Laksa pun kembali fokus ke pertandingan. Meskipun jaraknya dengan bola sedikit jauh, tak lantas membuat cowok itu menyerah. Dan lagi-lagi dalam waktu singkat cowok itu berhasil merebut bola kemudian memasukkannya ke dalam ring. Baginya, pantang pulang sebelum menang.

Brukkk

Laksa mengusap bahunya yang bertubrukan dengan seorang lawan mainnya. Tak siap, cowok itu tersungkur.

"Kalau main nggak usah kasar!!" teriak cowok yang ditubruknya.

"Sorry, nggak sengaja." balas Laksa sambil mengulurkan tangannya.

"Halah alasan lo!" hardik cowok itu menampik uluran tangan Laksa. Dasarnya Laksa bukan orang yang sabar, emosinya pun tersulut dengan mudah. Laksa menarik kerah kaos Rivan-lawan mainnya-dengan kasar.

"Udah gue bilang, gue nggak sengaja, Njing!"

"Bukan gini cara nyelesein masalah," lerai Gibran-teman satu tim sekaligus sahabat Laksa-. Gibran berusaha melepaskan tangan Laksa dari kerah kaos Rivan. "Lak, udah."

"Pertandingan ini nggak sportif, gue mau pertandingan ini diulang minggu depan." timpal Mario, kapten basket tim Rivan yang berasal dari SMA Pancasila.
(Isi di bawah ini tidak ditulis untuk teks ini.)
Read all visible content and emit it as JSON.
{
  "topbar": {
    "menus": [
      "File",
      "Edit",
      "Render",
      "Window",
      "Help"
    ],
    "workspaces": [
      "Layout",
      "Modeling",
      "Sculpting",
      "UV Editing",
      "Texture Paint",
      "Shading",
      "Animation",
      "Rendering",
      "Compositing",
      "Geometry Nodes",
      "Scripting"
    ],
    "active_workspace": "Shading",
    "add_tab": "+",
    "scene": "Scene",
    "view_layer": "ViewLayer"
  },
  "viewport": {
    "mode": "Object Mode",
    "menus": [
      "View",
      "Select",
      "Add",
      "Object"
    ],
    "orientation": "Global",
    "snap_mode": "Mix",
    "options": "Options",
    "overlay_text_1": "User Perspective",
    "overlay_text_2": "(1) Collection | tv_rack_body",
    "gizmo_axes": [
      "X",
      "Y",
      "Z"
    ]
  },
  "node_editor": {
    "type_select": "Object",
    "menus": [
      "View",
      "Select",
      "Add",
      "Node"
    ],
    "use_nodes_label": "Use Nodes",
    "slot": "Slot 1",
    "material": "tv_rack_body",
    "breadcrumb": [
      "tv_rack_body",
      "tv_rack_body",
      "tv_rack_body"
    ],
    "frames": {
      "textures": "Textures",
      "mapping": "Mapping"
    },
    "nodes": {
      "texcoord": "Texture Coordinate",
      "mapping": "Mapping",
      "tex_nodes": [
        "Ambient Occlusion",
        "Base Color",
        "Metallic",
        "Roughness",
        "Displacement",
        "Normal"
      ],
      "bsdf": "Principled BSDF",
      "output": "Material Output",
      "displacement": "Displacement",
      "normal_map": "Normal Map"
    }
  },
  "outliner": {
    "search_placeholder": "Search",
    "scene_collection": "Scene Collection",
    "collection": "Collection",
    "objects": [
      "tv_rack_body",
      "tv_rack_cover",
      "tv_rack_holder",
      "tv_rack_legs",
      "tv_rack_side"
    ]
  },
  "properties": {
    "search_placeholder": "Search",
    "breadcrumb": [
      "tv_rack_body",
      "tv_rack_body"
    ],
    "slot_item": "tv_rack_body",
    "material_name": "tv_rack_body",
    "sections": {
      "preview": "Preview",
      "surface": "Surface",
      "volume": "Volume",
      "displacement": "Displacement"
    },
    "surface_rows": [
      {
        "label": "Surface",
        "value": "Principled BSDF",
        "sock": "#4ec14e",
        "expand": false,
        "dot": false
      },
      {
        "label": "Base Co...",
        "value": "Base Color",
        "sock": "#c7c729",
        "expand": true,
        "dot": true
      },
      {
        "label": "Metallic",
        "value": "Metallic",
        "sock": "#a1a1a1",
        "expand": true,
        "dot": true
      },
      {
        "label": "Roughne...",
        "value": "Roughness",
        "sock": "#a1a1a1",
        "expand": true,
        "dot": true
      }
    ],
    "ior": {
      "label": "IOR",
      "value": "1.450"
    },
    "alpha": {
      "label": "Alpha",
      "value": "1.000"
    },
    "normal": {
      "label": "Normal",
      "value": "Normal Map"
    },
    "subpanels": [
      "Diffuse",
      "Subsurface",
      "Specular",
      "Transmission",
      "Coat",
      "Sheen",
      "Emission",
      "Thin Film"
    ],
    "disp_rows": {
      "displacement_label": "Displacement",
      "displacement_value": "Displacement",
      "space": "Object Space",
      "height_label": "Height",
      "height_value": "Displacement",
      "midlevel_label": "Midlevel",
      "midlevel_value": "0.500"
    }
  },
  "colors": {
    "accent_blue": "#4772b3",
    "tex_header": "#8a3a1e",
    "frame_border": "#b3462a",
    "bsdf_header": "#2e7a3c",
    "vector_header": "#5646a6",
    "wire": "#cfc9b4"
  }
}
Laksa melepas cengkramannya di kaos Rivan. Ia tak terima dengan penawaran Mario. Menurutnya, Mario hanya mengelak karena tak bisa menerima kekalahan.

"Nggak sportif matamu!" umpat Bopak, teman satu tim Laksa lainnya.

"Diulang, ya? Boleh aja. Asal minggu depan kepala lo yang gue masukin ring." Laksa menanggapinya dengan santai. Satu sudut bibirnya terangkat, tersenyum meremehkan.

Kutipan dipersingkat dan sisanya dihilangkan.